あがり症になり易い性格

あがり症は恥ずかしがり屋が極度に緊張してなるものだと思っている人がいますが、実はあがり症に恥ずかしがり屋はあまり関係がありません。
恥ずかしがり屋、内気、引っ込み思案といった性格でも、ここぞという状況に立たされれば案外乗り越えてしまえるものです。

あがり症になり易い人の性格や特徴というと、第一にコンプレックスが挙げられます。
例えば、話すのが苦手だと思い込んでいると、自分の話し方を聞いた人たちからからかわれたり変に思われるのではないかと思い、その恐怖感からあがり症が生まれます。
過去に他人から指摘されたことがトラウマやコンプレックスとなり、あがり症となって様々な症状が起こる例は少なくありません。

コンプレックスの中でも、特に多いのが容姿や服装といった外面的なことです。
特別可笑しな点は無くても、コンプレックスとしている本人にとっては重大な問題なので、どうしても他人の目が気になってしまうものです。
それが、もし指摘されたことがあるとなれば、なおのことまた指摘されるのではないかと身構えてしまいます。

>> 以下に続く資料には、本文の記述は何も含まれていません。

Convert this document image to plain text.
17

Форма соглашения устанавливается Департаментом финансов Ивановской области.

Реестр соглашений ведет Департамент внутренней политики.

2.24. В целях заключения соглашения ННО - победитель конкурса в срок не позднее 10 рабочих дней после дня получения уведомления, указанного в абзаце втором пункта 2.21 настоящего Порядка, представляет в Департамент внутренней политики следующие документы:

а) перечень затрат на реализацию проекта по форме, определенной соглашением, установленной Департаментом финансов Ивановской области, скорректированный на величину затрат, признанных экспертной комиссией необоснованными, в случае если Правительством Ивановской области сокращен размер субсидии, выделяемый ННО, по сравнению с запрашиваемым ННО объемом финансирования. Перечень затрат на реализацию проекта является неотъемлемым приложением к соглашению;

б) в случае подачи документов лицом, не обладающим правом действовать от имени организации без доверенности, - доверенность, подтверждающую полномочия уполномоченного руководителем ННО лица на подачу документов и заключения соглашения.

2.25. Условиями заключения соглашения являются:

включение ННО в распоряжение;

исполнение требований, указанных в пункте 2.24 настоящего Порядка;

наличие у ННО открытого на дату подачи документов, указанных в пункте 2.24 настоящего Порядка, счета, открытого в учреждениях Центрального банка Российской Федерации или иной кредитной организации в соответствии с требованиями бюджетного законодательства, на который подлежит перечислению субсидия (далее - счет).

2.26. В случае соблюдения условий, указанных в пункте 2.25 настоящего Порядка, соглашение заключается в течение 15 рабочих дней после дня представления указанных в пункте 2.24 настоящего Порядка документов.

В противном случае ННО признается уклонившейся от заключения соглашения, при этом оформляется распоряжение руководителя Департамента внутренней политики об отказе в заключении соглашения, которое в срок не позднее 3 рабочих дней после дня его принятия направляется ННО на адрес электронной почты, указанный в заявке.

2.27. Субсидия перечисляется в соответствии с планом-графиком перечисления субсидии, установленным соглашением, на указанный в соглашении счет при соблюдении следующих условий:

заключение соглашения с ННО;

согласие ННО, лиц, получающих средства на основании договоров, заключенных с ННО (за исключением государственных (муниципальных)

また、劣等感やプライドの高さもあがり症になり易い人の特徴の代表です。
劣等感とプライドの高さは一見両極端に位置しているもののように感じられますが、実はこれらはむしろ非常に重要な関係性を持っています。

劣等感が強い人もプライドが高い人も、たった一度の些細な失敗でさえ自分の評価を下げる重大なことと考えてしまいます。
プライドが高い人は失敗してはいけないと考えているもので、だというのに失敗してしまうからこそ自信を失くすなど劣等感を強めてしまうのです。

そして、次こそは失敗してはいけないと義務感を背負ったり、また失敗したらどうしようと焦りや恐怖心を抱くことで、あがり症が起こってしまうのです。

この劣等感やプライドの高さといった特徴の場合も、他人からの指摘はあがり症を悪化させる危険な要因となります。
自分の劣っている点はなるべく知られたくないと考えるため、指摘されたとあれば弱みを握られたも同じで、ショックとなって知られたくない気持ちが更に強くなるのです。

これら上記のコンプレックス、劣等感、プライドの高さは、それぞれがあがり症になり易い特徴ですが、複数ないしは全て合わさってあがり症を生み出すこともあります。
もちろん、要因が多いほど症状も深刻になります。

コンプレックスや劣等感は目を背けていては解決できないため、気になることがあるならそれに向き合って改善に取り組むことが重要です。
プライドが高いと自分があがり症であること自体なかなか認められないものですが、弱みや苦手を認めてこそ自分自身を向上させられるのだと知らなくてはなりません。